While there are several dog tag formats extant around the world, it’s the US Army dog tags form that we are most familiar with. They list the surname, given name, social security number (originally service number), blood type and religion – stamped on small oval pieces of metal that are worn on a metal chain around the neck. The U.S. Army was the first branch to authorize identification tags in War Department General Order No. 204, dated December 20, 1906. The Army altered its regulations on July 6, 1916, and now all soldiers are issued two ID tags — one to remain with the body and the other to go to the individual responsible for the burial for record-keeping purposes. After WWII, the US Navy Department adopted the same dog tags used by the US Army and Air Force, which led to a single size and shape to become the American standard of today.
During World War II, dog tags were first worn by civilians when soldiers often gave them to loved ones before deployment or when dating, very much like the high school or college tradition of giving a girlfriend one’s letterman jacket or school ring to wear. Also, in the 1950s, at the height of fears about a possible nuclear war with the USSR, it is rumored that all New York City public school pupils were issued dog tags to identify them in the event of war.
In recent years, the wearing of dog tags has found its way into the fashions favored by the younger generation through a style first termed as “military chic”. Originally, they were worn as a part of a pseudo-style of military uniform by teens and college students wishing to put forward a tough or militaristic image, dog tags have since gained prominence in broader fashion circles, also becoming popular with celebrities like movie or rock stars and athletes. The tags can be engraved with a person’s personal details, sentiments for a loved one, their beliefs or tastes, a favorite quote, or may bear the name and/or logo of a popular band or performer.

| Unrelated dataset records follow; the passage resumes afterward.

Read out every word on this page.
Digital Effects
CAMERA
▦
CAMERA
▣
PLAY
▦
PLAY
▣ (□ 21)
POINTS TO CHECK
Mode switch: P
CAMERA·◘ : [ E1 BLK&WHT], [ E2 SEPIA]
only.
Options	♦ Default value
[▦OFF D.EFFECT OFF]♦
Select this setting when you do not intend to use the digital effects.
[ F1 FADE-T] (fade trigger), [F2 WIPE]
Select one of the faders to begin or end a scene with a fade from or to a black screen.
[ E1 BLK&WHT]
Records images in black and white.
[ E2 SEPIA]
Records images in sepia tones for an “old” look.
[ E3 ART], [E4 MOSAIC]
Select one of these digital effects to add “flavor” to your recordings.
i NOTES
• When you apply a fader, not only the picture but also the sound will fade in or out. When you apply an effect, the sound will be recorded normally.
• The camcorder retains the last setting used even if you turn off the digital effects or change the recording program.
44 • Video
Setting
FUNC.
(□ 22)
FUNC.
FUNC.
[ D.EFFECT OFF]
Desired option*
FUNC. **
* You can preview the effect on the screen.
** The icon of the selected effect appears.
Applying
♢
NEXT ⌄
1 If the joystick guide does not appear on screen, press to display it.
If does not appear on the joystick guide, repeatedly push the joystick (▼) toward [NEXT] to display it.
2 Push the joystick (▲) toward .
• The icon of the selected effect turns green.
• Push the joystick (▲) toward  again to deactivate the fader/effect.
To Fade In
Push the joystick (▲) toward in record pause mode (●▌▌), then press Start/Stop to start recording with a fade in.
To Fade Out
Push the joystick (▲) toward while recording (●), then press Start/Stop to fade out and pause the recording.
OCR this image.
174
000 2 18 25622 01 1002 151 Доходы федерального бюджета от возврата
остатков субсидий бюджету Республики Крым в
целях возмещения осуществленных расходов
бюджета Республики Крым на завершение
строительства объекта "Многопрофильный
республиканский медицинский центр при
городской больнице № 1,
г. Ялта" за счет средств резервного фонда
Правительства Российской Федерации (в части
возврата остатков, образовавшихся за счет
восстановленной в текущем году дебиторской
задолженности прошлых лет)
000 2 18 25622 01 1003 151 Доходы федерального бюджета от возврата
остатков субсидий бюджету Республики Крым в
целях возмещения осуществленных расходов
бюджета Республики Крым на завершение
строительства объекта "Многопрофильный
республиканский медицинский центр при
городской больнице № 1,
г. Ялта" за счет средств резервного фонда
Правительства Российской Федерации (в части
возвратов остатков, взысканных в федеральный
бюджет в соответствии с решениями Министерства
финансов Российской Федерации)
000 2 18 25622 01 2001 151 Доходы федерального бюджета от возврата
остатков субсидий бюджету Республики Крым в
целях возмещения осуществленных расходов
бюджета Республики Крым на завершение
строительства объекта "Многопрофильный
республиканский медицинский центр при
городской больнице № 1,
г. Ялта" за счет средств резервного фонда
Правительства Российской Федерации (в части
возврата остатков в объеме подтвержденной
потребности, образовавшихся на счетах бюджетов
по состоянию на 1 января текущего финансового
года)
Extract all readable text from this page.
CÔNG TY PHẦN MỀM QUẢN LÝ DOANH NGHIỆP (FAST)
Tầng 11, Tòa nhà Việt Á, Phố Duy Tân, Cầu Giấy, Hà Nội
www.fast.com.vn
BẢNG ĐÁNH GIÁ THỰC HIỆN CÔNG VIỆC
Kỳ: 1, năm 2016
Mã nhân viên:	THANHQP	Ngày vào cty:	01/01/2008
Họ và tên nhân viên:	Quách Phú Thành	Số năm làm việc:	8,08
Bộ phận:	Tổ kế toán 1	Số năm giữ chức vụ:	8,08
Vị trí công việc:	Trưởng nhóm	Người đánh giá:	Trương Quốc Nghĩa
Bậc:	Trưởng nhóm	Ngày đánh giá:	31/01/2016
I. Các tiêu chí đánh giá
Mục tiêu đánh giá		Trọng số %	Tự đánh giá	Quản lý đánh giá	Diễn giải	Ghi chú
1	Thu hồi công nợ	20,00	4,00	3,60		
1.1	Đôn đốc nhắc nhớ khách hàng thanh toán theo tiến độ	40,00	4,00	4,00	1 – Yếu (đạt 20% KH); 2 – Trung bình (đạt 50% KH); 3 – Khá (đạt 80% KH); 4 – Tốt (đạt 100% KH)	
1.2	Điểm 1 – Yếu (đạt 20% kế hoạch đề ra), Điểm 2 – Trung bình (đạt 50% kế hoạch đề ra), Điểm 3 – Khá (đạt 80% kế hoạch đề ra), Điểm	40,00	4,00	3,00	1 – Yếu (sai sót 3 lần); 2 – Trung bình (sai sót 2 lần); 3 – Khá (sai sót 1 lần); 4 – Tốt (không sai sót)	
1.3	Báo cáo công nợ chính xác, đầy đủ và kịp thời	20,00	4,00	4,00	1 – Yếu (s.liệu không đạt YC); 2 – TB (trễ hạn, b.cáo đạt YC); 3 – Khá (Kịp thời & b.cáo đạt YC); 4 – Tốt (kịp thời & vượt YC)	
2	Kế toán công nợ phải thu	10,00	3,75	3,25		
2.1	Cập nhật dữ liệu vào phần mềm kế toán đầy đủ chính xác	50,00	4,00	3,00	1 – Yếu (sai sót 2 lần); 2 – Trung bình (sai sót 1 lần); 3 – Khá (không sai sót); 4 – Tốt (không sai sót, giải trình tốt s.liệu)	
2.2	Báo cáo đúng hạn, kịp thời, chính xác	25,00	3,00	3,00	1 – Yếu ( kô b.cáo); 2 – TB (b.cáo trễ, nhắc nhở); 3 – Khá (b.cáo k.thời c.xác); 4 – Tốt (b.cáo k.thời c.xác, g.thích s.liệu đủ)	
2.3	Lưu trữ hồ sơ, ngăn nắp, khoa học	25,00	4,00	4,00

Like its military cousin, for the longest time identification tags used to aid in finding lost pets were all stamped or embossed on metal blanks which were more or less limited to a finite amount of information proscribed by the size of the embossed letters used on the tags by the machines employed for stamping. In recent years, new materials like silicone, colored metals and plastics and methods of machine or laser engraving have given birth to a cornucopia of fun, new shapes, colors, and methods of engraving for the new materials which have rendered the old stamped tags obsolete. Gone is the day of the boxy, sometimes unevenly spaced letters borne on a silver or gold-colored metal blank which was only available in limited-sized round or oval shapes.
In addition to a varied palate of colors like red, green, orange, purple, or even reflective choices like a holographic silver, tags now come shaped like hearts, paw prints, dog or cat faces, and dog houses. It’s even possible to find shapes like a skull and crossbones, dog bones, suitcases, stars, t-shirts and the Liberty Bell. Now, anyone can buy personalized id dog tags and can include any type of custom message or design. New laser engraved custom dog tags engrave in a frosty white for a great eye-catching contrast of colors. Modern dog tags or I. D. tags have clearly come a long way from their humble beginnings as a way to keep track of servicemen.